La série burkinabè » Une femme à Kosyam », œuvre du réalisateur le Camarade Serge Armel Sawadogo, a fait l’objet d’une projection spéciale, le 9 juin 2026, au Ciné Burkina à Ouagadougou. Réservée au public professionnel et institutionnel, cette séance s’inscrivait dans le cadre d’une présentation officielle du film aux autorités culturelles et aux principaux acteurs du secteur audiovisuel.

Cette rencontre, pensée initialement pour un échange avec les autorités ministérielles, a réuni le représentant officiel du ministre de la Communication, de la Culture, des Arts et du Tourisme, Caramade Pazouknam Jean-Baptiste OUÉDRAOGO, venu découvrir l’œuvre au nom de l’institution. L’événement a offert un cadre d’échanges autour des ambitions artistiques, économiques et culturelles portées par cette fiction politique.

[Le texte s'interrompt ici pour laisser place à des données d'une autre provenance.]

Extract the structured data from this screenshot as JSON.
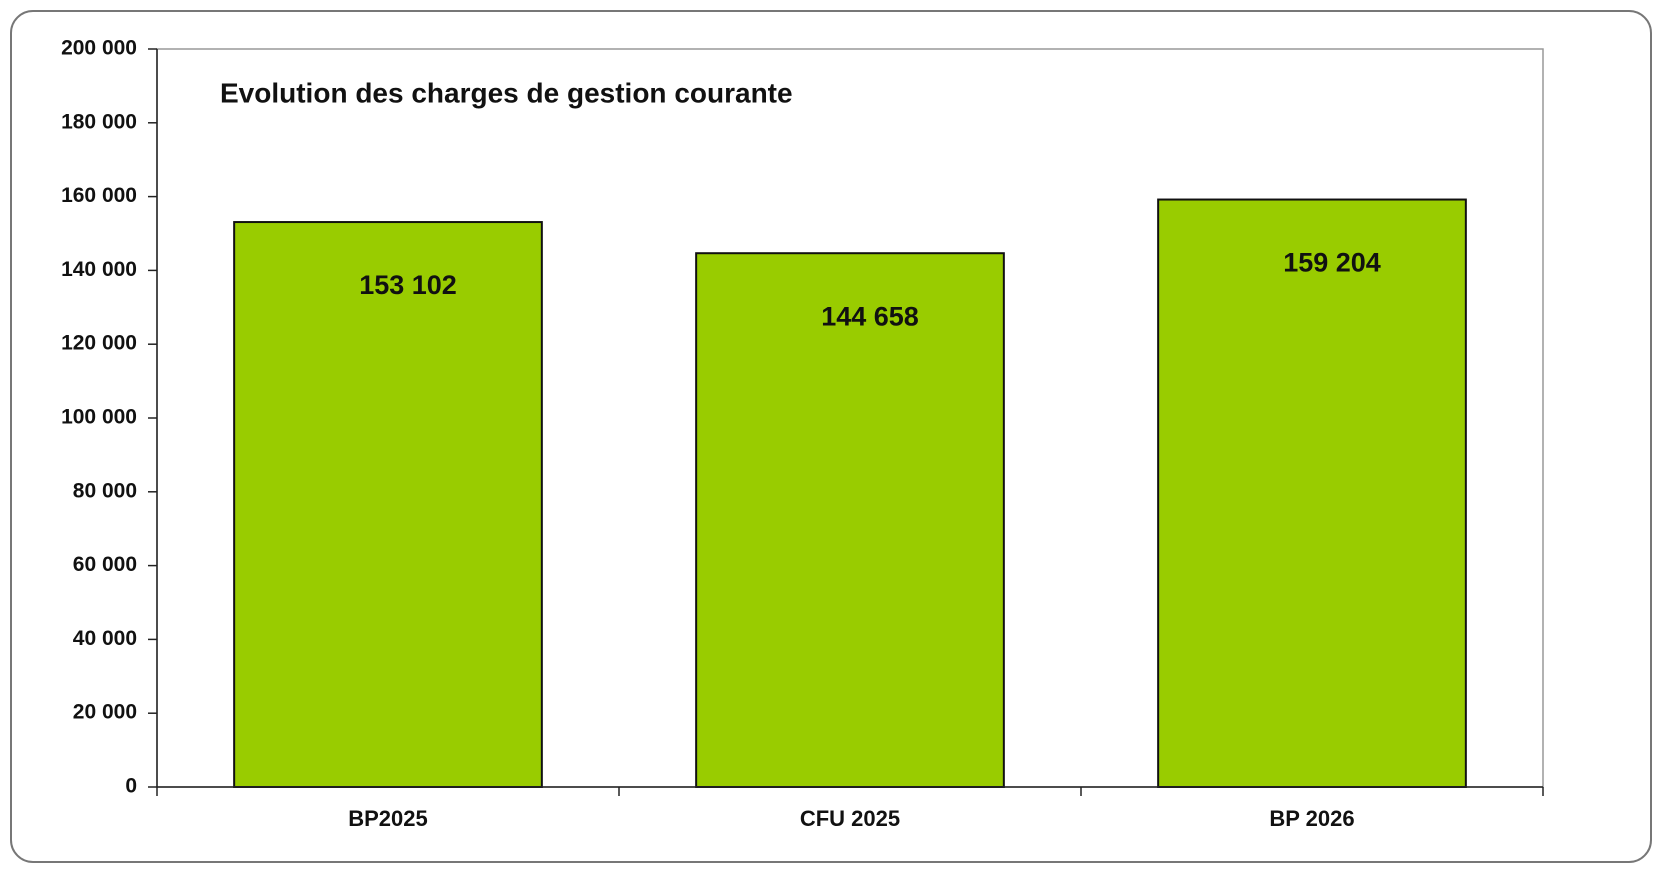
{
  "chart_data": {
    "type": "bar",
    "title": "Evolution des charges de gestion courante",
    "categories": [
      "BP2025",
      "CFU 2025",
      "BP 2026"
    ],
    "values": [
      153102,
      144658,
      159204
    ],
    "value_labels": [
      "153 102",
      "144 658",
      "159 204"
    ],
    "color": "#99cc00",
    "ylim": [
      0,
      200000
    ],
    "yticks": [
      0,
      {
        "value": 20000,
        "label": "20 000"
      },
      {
        "value": 40000,
        "label": "40 000"
      },
      {
        "value": 60000,
        "label": "60 000"
      },
      {
        "value": 80000,
        "label": "80 000"
      },
      {
        "value": 100000,
        "label": "100 000"
      },
      {
        "value": 120000,
        "label": "120 000"
      },
      {
        "value": 140000,
        "label": "140 000"
      },
      {
        "value": 160000,
        "label": "160 000"
      },
      {
        "value": 180000,
        "label": "180 000"
      },
      {
        "value": 200000,
        "label": "200 000"
      }
    ],
    "grid": false
  }
}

Dans son intervention, le représentant du ministre a salué une œuvre qui s’inscrit dans une dynamique de structuration du cinéma burkinabè et de valorisation des productions nationales. « Le cinéma burkinabè doit se construire sur un marché national fort. Des initiatives comme Une Femme à Kosyam permettent de faire vivre nos salles et de renforcer notre économie culturelle », a-t-il déclaré devant les professionnels présents.

Il a également insisté sur la nécessité de renforcer la consommation locale des œuvres audiovisuelles. « L’enjeu est de reconstruire notre industrie cinématographique et de permettre au public burkinabè de consommer ses propres productions », a-t-il ajouté, appelant à une dynamique collective autour du développement du secteur.

La série met en scène Suzanne Traoré, première femme présidente du Burkina Faso dans la fiction, confrontée à des luttes de pouvoir, des intrigues politiques et des enjeux économiques liés à la découverte supposée de pétrole. L’œuvre aborde ainsi des thématiques fortes telles que la gouvernance, la souveraineté et la gestion des ressources naturelles.

Le réalisateur Caramade Serge Armel Sawadogo a rappelé que ce projet est le fruit d’un long processus entamé depuis 2017, avec un tournage d’environ cinq mois et une première saison composée de 7 épisodes de 52 minutes chacun.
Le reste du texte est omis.